Meet the artist, Isaac Brynjegard-Bialik (www.NiceJewishArtist.com), and learn about his unique papercutting process at a free art gallery opening reception on Sunday, September 9 from 4 to 5:30pm in the Isaacs Gallery at the Osher Marin Jewish Community Center, 200 North San Pedro Road, San Rafael. Enjoy complementary treats and browse comics and graphic novels from special guest Blue Moon Comics (www.bluemooncomics.com).

 

The exhibit will be on display September 9 through November 30, 2012.

 

ABOUT THE ARTIST: ISAAC BRYNJEGARD-BIALIK

Combining familiar comic imagery (think Iron Man, the Hulk, etc.) with biblical text, Isaac infuses the traditional art of papercutting with a contemporary graphic sensibility to explore biblical traditions and themes.
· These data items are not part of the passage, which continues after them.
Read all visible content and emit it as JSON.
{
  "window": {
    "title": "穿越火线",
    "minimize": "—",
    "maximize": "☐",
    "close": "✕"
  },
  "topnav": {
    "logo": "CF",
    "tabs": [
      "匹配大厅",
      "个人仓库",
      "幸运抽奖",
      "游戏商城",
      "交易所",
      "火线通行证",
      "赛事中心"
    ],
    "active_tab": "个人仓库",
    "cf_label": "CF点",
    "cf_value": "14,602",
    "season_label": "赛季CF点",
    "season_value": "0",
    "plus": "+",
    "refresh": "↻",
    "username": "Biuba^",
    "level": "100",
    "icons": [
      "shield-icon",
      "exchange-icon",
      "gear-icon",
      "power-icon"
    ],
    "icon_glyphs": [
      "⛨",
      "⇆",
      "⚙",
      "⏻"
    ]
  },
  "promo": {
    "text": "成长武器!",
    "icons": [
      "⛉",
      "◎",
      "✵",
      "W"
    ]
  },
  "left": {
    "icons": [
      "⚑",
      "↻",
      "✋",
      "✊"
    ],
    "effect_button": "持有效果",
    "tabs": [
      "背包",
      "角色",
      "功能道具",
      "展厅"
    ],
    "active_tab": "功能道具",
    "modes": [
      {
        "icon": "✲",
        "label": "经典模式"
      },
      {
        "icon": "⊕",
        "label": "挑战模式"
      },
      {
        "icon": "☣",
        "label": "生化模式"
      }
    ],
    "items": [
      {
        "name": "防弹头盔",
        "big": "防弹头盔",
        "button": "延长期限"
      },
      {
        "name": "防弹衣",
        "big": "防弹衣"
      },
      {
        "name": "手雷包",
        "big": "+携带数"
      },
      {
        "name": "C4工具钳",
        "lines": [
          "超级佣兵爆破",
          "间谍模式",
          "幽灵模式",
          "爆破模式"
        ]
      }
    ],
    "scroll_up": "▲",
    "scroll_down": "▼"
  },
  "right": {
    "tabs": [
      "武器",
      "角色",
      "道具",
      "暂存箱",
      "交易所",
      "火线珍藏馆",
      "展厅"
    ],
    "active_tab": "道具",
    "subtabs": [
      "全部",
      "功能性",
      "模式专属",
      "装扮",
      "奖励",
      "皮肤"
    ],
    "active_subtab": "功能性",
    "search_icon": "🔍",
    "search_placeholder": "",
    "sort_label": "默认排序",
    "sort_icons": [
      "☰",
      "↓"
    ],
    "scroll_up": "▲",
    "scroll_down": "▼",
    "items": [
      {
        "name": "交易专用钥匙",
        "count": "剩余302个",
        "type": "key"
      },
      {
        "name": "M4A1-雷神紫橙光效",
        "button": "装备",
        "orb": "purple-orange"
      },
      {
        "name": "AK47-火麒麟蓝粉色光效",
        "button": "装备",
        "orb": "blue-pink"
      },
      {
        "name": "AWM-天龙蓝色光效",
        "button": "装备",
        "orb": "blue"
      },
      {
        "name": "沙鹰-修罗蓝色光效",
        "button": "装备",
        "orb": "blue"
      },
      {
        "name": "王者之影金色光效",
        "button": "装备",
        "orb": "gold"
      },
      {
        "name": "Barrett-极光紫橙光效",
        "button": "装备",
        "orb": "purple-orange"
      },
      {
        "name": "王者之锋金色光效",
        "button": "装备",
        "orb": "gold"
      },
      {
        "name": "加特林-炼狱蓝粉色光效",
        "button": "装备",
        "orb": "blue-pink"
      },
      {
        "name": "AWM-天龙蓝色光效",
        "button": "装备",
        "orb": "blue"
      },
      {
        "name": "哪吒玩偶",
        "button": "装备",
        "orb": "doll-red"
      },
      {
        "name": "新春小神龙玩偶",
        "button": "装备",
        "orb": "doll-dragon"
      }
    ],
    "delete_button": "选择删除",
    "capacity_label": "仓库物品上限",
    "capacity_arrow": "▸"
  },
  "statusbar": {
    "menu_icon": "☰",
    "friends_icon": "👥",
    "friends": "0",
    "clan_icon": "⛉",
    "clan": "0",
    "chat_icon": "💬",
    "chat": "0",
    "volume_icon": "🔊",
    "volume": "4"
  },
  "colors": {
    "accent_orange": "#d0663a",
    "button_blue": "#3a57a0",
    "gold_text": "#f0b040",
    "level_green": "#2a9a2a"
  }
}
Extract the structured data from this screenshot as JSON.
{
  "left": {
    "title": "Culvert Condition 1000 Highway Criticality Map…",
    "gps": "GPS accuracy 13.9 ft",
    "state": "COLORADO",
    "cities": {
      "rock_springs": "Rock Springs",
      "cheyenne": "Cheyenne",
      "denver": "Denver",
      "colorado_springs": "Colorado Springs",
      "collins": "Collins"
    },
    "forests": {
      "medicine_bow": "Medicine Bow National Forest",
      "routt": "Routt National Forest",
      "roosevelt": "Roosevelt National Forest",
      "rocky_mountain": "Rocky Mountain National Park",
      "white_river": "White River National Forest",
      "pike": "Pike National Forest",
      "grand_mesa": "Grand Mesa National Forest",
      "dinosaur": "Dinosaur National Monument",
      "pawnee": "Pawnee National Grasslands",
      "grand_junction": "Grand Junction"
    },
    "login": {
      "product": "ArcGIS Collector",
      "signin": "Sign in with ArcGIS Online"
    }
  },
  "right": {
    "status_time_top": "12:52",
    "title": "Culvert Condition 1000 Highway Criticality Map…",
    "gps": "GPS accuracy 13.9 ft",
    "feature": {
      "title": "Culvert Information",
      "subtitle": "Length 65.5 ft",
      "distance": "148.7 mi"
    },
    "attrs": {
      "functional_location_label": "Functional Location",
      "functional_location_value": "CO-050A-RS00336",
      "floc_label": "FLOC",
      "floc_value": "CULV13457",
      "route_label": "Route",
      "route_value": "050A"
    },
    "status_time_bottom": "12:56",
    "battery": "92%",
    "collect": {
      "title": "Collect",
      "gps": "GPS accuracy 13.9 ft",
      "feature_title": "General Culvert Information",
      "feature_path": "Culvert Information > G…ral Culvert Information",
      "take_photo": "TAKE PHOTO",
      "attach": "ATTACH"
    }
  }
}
The result is what he calls, “visual biblical commentary.”

 

He always begins each piece with text from sources as disparate as biblical passages and teachings to poetry and music lyrics. His work is also influenced by elements of the natural world that have been touched by God, such as the burning bush, the parting of the Red Sea, the orbit of the planets, and Noah and the ark. From afar, you’re struck by the clean lines and patterns, sinuous shapes, and splashes of color that might remind you of Chagall’s iconic stained-glass windows. But up close, you’ll see that his backgrounds incorporate watercolor, comic books, and cut-up pieces of holy books destined for ritual burial.

 

Married to his high school sweetheart, now a rabbi, Isaac lives in Southern California with his three daughters, two toy poodles, and one guinea pig.